The Top Three Keys to a DevOps Approach to Developing Software to an NoC / SoC Platform
According to Aaron Cois, Researcher, the Software Engineering Institute, Carnegie Mellon University, the top three keys to a DevOps approach to software development for NoCs and SoCs are as follows. First, nurture a collaborative culture where collaboration between the parties involved in the software development process can flourish. Second, leverage Infrastructure as Code (e.g. simulation of hardware, EDA or ECAD applications, and programmable environmental configurations). Third, use automated creation / testing components for both hardware and software to create a fully automated DevOps pipeline.
The enterprise must foster equal collaboration and engagement among the necessary participants. “Getting technical staff with specific areas of expertise (Dev, Ops, Security) fully engaged in the project from the beginning ensures that their respective areas of expertise are first-class concerns in all system design and implementation decisions,” says Cois. This is correlates with Conway’s Law, which states that “two software modules A and B cannot interface correctly with each other unless the designer and implementer of A communicates with the designer and implementer of B. Thus the interface structure of a software system necessarily shows congruence with the social structure of the organization that produced it” (http://www.melconway.com/Home/Conways_Law.html).
Therefore, says Cois, a team of software developers will design a system primarily to meet software development concerns (features, performance). A team that also contains IT Ops professionals will design a system that also meets operational needs (deployment, maintenance). A team that also has Information Security professionals will produce a system designed to address security concerns. “All team members have to be equally tasked, engaged, and accountable for the project, however, for this effect to work,” says Cois; “this is where organizations commonly fail.” In real-world scenarios, tasking is unequal such as when IT operations attends a few meetings to consult, but the primary project team is made up entirely of developers. Or, in another example, InfoSec does a system audit before release and identifies issues that development should fix, but because InfoSec wasn’t strongly involved in the system inception and design, development may never complete the fixes.
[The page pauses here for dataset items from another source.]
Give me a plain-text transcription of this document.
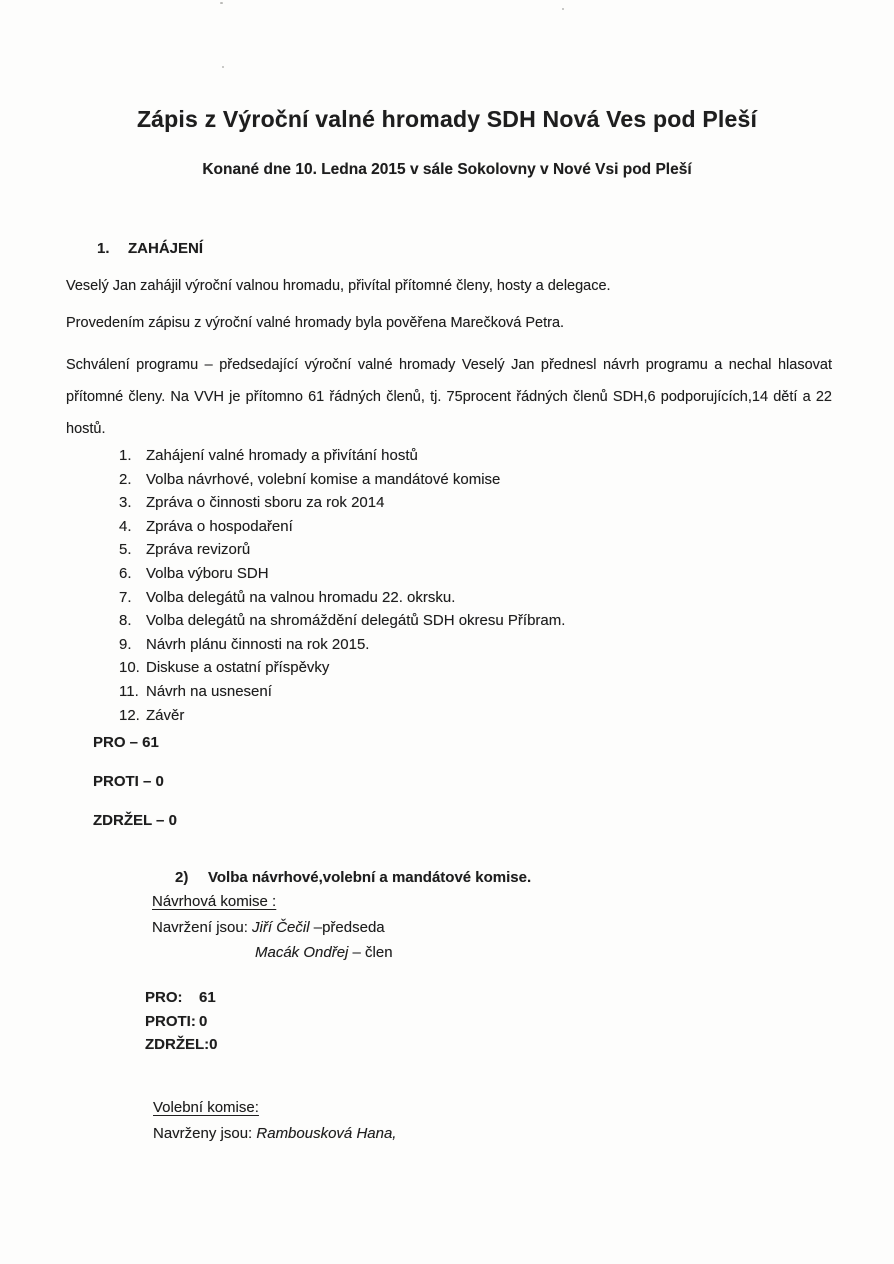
Zápis z Výroční valné hromady SDH Nová Ves pod Pleší
Konané dne 10. Ledna 2015 v sále Sokolovny v Nové Vsi pod Pleší
1. ZAHÁJENÍ
Veselý Jan zahájil výroční valnou hromadu, přivítal přítomné členy, hosty a delegace.
Provedením zápisu z výroční valné hromady byla pověřena Marečková Petra.
Schválení programu – předsedající výroční valné hromady Veselý Jan přednesl návrh programu a nechal hlasovat přítomné členy. Na VVH je přítomno 61 řádných členů, tj. 75procent řádných členů SDH,6 podporujících,14 dětí a 22 hostů.
1. Zahájení valné hromady a přivítání hostů
2. Volba návrhové, volební komise a mandátové komise
3. Zpráva o činnosti sboru za rok 2014
4. Zpráva o hospodaření
5. Zpráva revizorů
6. Volba výboru SDH
7. Volba delegátů na valnou hromadu 22. okrsku.
8. Volba delegátů na shromáždění delegátů SDH okresu Příbram.
9. Návrh plánu činnosti na rok 2015.
10. Diskuse a ostatní příspěvky
11. Návrh na usnesení
12. Závěr
PRO – 61
PROTI – 0
ZDRŽEL – 0
2) Volba návrhové,volební a mandátové komise.
Návrhová komise :
Navržení jsou: Jiří Čečil –předseda
Macák Ondřej – člen
PRO: 61
PROTI: 0
ZDRŽEL:0
Volební komise:
Navrženy jsou: Rambousková Hana,
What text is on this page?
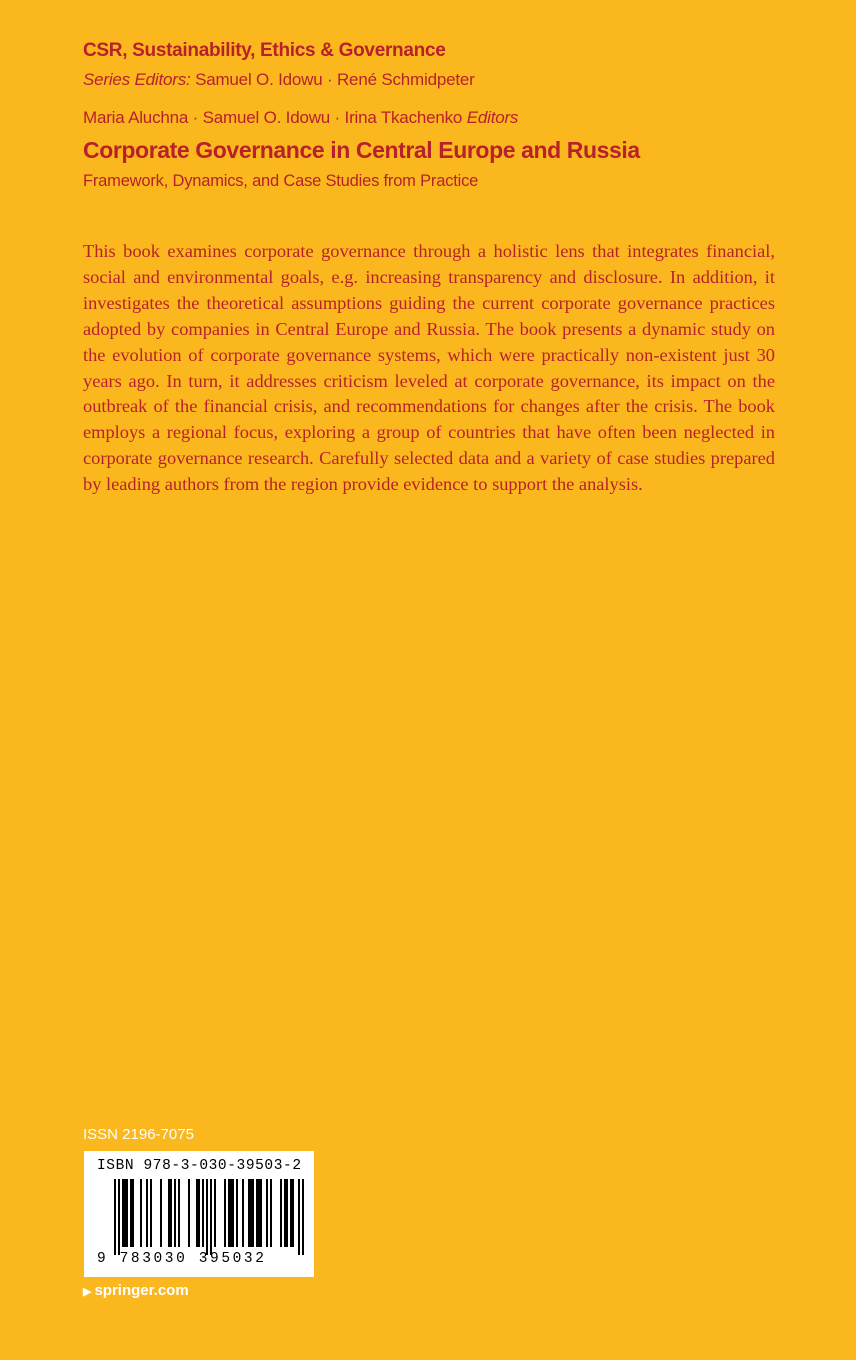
CSR, Sustainability, Ethics & Governance
Series Editors: Samuel O. Idowu · René Schmidpeter
Maria Aluchna · Samuel O. Idowu · Irina Tkachenko Editors
Corporate Governance in Central Europe and Russia
Framework, Dynamics, and Case Studies from Practice

This book examines corporate governance through a holistic lens that integrates financial, social and environmental goals, e.g. increasing transparency and disclosure. In addition, it investigates the theoretical assumptions guiding the current corporate governance practices adopted by companies in Central Europe and Russia. The book presents a dynamic study on the evolution of corporate governance systems, which were practically non-existent just 30 years ago. In turn, it addresses criticism leveled at corporate governance, its impact on the outbreak of the financial crisis, and recommendations for changes after the crisis. The book employs a regional focus, exploring a group of countries that have often been neglected in corporate governance research. Carefully selected data and a variety of case studies prepared by leading authors from the region provide evidence to support the analysis.

ISSN 2196-7075
ISBN 978-3-030-39503-2
9 783030 395032
▶ springer.com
The enterprise must focus simulation techniques on the development process. “Simulation and mocking are integral in situations where you are developing custom hardware as part of the overall process. This is the case with SoC/NoC systems,” says Cois. By simulating the chip hardware, developers can script/automate a number of things:
1) Testing hardware configurations
2) Testing hardware interfaces to software systems
3) Testing software/firmware deployment onto hardware
4) Security concerns
5) Possible networking scenarios on NoC chips
6) Other quality attributes such as response time and load testing
“Simulating the hardware platforms enables the development team to perform the same automated/continuous deployment techniques that are common to DevOps in general on SoC/NoC development projects as well,” says Cois. This gives developers advantages such as the ability to automatically deploy the system multiple times per day, which builds confidence in deployment success (through repetition). As with all automated deployment scenarios, the parity between the internal deployment platform (the hardware simulation) and the production deployment platform (real hardware) defines how much confidence development gains from repetitive deployment (e.g., if the simulation isn’t accurate, you won’t be very certain deployment will work on real hardware).
Challenges & Solutions
There are challenges to developing SoC/NoC software the DevOps way. First, the organizational culture needs to change so that communication and collaboration between various areas of expertise can dramatically increase. This is difficult. According to Cois, the solution is to hire generalists who are T-shaped professionals with a wide T. “They will have their specialty (Dev, Ops, Sec) and an understanding of other project needs. This understanding leads to empathy and effective collaboration–to the benefit of the project,” says Cois.
The second challenge lies in adopting automation, which is a significant technical shift, especially on legacy systems. It requires planning and technical expertise. “Knowing your goals before you start is key–a lot of organizations may jump into implementing automation without knowing the benefits they expect to see–or how to measure them,” says Cois.